ALLEGIANCE
It takes patience
to live with an octogenarian—
would have been simpler
to drop her
at Fairway Gardens
or Coronation Lodge,
let her see out her days
playing bowls,
watching matinees,
bingo on Tuesdays.
But our Filipino roots
would not allow it—
our customs,
chromosomes,
deoxyribonucleic acid;
retirement villages
with contrived names,
resident evenings
and chair yoga
unusual in Southeast Asia.
You must understand
I cherish my mother.
I want to look out for her,
to be her protector.
I don’t want
her to slip and fall,
to be sucked in
by a scammer,
to be treated
like a silly little old lady.
Here with us
she still makes dishes
from back home,
adobo, lumpia,
leche flan, halo-halo.
She still sings
love songs in Tagalog,
‘Dahil Sa Iyo’
and ‘Sampaguita’,
forever a romantic.
She still plays her ukelele
like there’s a fiesta
in our living room,
but sometimes I forget
the food, dance,
songs, laughs,
especially when I’m tired
and she asks me
to sort out problems
with her cell phone.
WHILE WALKING
I am not ready to leave my life, when that day arrives, I wish there was more talk about it, I know it is morbid but we tend to avoid it, I have no God to give me solace, He was put forward when I was a girl, his white linen robe, his leather sandals, his long grey beard, but I could not accept what those Irish nuns tried to teach me and no one has convinced me since, not Allah, Yahweh, Vishnu, Shiva, I will miss my sons, my dogs, my random thoughts, my books, my friends, my evening walks, I am bummed to think a day will come when there will be just the shell of me, no more seeing with these eyes, hearing with these ears, touching with these hands, I will say it again, I do not believe I will meet my maker, the only Nirvana I know for sure hailed from Seattle, the great grunge band with lead singer Kurt, I cannot recall his surname, he was young when he died, a prodigious musician, a husband, a father, did Kurt imagine he would meet God I wonder, oh now I remember, his last name was Cobain.
NOT WHAT YOU WANTED
I could have been your Boadicea,
your blossoming lavender in July,
your secret treehouse, your starfish in a rock pool,
I could have been your dirty girl who did all the things you wanted,
whenever you wanted.
I could have been your underwater cave, your shy muse,
a sweet voice singing in the distance,
or a red helium balloon with “I Love You” written on it.
I could have been leaves doing amber backflips in the wind for you
or an abstract painting hanging on your wall.
I could have been your Azure Window,
your lighthouse, your pyramid, your temple,
maybe even your very own Hanging Gardens of Babylon.

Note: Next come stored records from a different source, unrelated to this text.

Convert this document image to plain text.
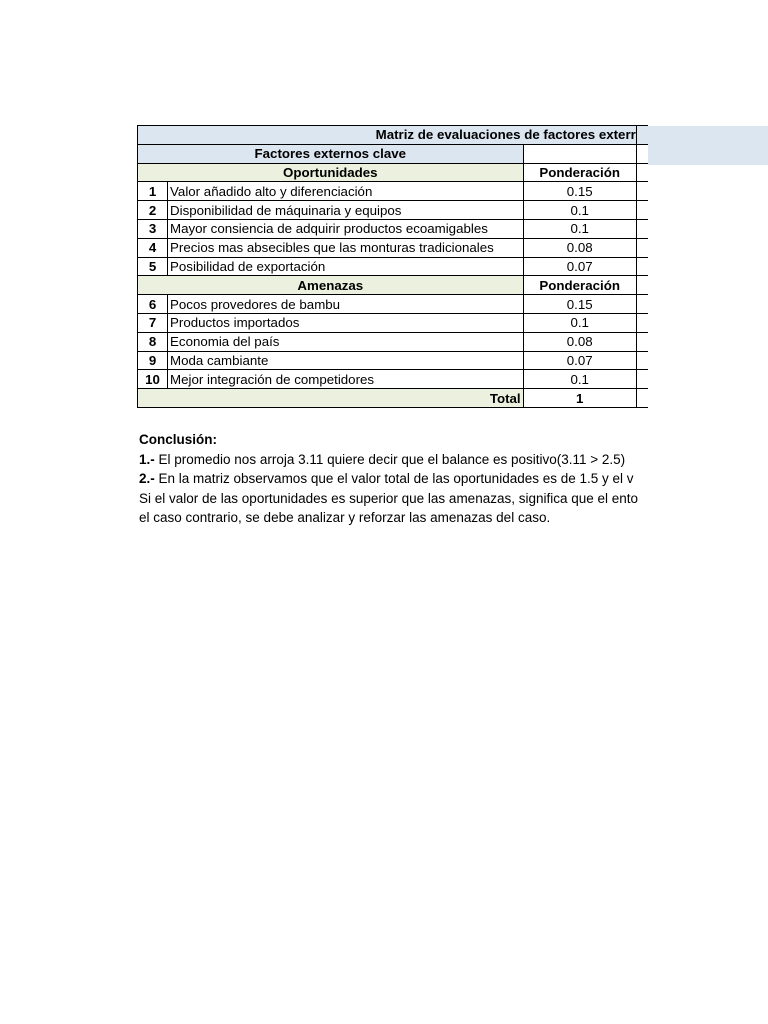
Matriz de evaluaciones de factores exterr			
Factores externos clave			
Oportunidades		Ponderación	
1	Valor añadido alto y diferenciación	0.15	
2	Disponibilidad de máquinaria y equipos	0.1	
3	Mayor consiencia de adquirir productos ecoamigables	0.1	
4	Precios mas absecibles que las monturas tradicionales	0.08	
5	Posibilidad de exportación	0.07	
Amenazas		Ponderación	
6	Pocos provedores de bambu	0.15	
7	Productos importados	0.1	
8	Economia del país	0.08	
9	Moda cambiante	0.07	
10	Mejor integración de competidores	0.1	
Total		1	
Conclusión:
1.- El promedio nos arroja 3.11 quiere decir que el balance es positivo(3.11 > 2.5)
2.- En la matriz observamos que el valor total de las oportunidades es de 1.5 y el v
Si el valor de las oportunidades es superior que las amenazas, significa que el ento
el caso contrario, se debe analizar y reforzar las amenazas del caso.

Instead I was a meerkat hiding in a burrow, an insomniac,
a lover of benzodiazepines and Scrabble.
I was a dense thicket, a message in a bottle,
a rusty device with missing instructions,
a thrashing epileptic, a tea party for one,
a rock crab scuttling across the shore,
a signpost written in a foreign language.
I was a frantic pacer walking up and down,
an unlikely prophet who predicted terrible things
which came true.
But most of all I was midden,
animal bones, ash, mollusc shells,
glass shards, broken tools and fish hooks.